Ya que serás mi cuñada, tengo curiosidad sobre tus ojos.
¿Realmente puedes quemar a alguien?
—preguntó Lillian con una sonrisa burlona.
Tenía algunas personas en mente, a quienes no le agradaban.
Quería que estuvieran muertas.
Y los ojos de Alora eran una especie de juego para ella.
Rhea habló en nombre de su hija esta vez.
—Ella puede hacerlo.
Por eso lleva la venda.
—Su voz era pesada y llena de arrepentimiento.
—Alora, ¿por qué no me muestras el poder de tus ojos malditos?
—preguntó Lillian con una sonrisa maliciosa.
Alora enroscó sus dedos ya que no anticipaba esto.
Recordó cómo Magnus también quería inicialmente jugar con sus ojos poniendo en riesgo la vida de alguien.
Pero claro, ambos eran hermanos, compartían los mismos rasgos.
La única diferencia entre estos dos incidentes era que Magnus no creía que sus ojos pudieran quemar a alguien.
Lillian notó el nerviosismo de Alora.
—No tengas miedo.
Solo bromeaba contigo —respondió con una sonrisa.
Rhea frunció el ceño preocupada pero permaneció callada ya que no podía decir nada a la princesa.

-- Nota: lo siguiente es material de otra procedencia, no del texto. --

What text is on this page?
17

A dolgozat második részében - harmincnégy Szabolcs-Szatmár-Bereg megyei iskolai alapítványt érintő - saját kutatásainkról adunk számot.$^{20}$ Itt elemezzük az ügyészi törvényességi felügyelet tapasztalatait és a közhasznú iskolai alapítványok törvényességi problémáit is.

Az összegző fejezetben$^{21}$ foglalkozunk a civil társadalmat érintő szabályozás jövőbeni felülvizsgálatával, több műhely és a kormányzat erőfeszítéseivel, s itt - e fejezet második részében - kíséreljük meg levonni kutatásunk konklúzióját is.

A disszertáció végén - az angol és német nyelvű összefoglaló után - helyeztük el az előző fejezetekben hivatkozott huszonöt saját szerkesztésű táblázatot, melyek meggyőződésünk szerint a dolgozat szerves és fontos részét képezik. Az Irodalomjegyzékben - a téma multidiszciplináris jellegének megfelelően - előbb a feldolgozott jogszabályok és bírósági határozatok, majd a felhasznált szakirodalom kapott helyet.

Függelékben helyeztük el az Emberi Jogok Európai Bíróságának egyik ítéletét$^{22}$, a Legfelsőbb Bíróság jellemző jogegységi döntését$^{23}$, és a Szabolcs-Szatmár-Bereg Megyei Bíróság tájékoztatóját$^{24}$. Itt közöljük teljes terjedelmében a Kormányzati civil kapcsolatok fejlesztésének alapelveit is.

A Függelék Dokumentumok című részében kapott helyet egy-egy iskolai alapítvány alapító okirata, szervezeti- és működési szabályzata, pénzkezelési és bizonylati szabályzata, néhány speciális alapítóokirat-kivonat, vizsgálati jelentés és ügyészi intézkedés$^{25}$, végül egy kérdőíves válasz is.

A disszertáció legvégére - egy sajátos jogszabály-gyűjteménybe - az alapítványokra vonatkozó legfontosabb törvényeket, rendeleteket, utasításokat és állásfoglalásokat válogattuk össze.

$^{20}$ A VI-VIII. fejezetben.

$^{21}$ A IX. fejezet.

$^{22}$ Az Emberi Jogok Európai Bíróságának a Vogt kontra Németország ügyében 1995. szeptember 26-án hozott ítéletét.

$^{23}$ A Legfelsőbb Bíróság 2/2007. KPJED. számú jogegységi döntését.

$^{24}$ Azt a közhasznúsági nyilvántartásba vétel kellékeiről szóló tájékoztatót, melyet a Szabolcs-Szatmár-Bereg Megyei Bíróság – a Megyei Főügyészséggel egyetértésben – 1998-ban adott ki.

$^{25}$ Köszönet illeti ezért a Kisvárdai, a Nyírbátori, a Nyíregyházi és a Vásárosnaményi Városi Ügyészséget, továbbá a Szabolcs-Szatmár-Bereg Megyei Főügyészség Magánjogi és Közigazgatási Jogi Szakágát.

—Entonces, ¿qué magia hiciste Alora con mi hermano?
—cambió su pregunta Lillian.
—Ahh, yo…
—Alora se sintió atrapada y se detuvo.
—Los ojos de Alora atrajeron al Príncipe Magnus —la voz de Venus resonó en la sala de estar mientras finalmente entraba.
Lillian miró en su dirección y arqueó las cejas con diversión.
—Saludos a la Princesa Lillian.
Soy Venus, la hermana menor de Alora —se presentó con una reverencia y tomó asiento junto a Alora.
Le tomó la mano y luego miró a Lillian—.
El Príncipe Magnus encontró que los ojos de mi hermana eran especiales —añadió.
Alora permaneció callada mientras comenzaba a sentirse incómoda.
Primero, este toque de Venus no era amistoso en absoluto.
Después de lo que Alora había escuchado, estaba confirmado que Venus no la quería en absoluto y justo ahora, tenía algo en mente.
—No podía venir con las manos vacías.
Así que, aquí hay algo de mi parte —declaró Lillian y le hizo una señal a la asistente.
Ella se acercó con una caja en la mano y la abrió.
—Este collar es único en el Reino.
Se lo doy a mi futura cuñada —dijo Lillian—.
Asegúrate de mirarlo cuando estés sola —añadió.
Rhea miró a Lillian, y luego a la asistente.
Se puso de pie y agradeció a la princesa por su regalo.
—Alora, ¿mi hermano bebió sangre de ti?
—preguntó Lillian de repente, haciendo que Rhea y Venus miraran a Alora—.
Estoy segura de que se habría sentido más atraído por tu sangre que por tus ojos.
Dime.
¿El Hermano Magnus bebió de ti?
Si es así, entonces eres una especie de…
—No pudo terminar sus palabras ya que Tobias entró e interrumpió en el momento justo.
Anunció sobre los regalos de boda que fueron enviados por la Reina.
—El Príncipe Magnus ha enviado un vestido de novia también —pronunció y miró a Lillian.
Le hizo una reverencia y le pidió a Lillian que regresara al palacio.
—El Príncipe Magnus ha estado buscando a su hermana —afirmó Tobias en su tono humilde.
—Me despido entonces —dijo Lillian y partió hacia el palacio.
Alora tomó un respiro de alivio y centró su atención en Tobias.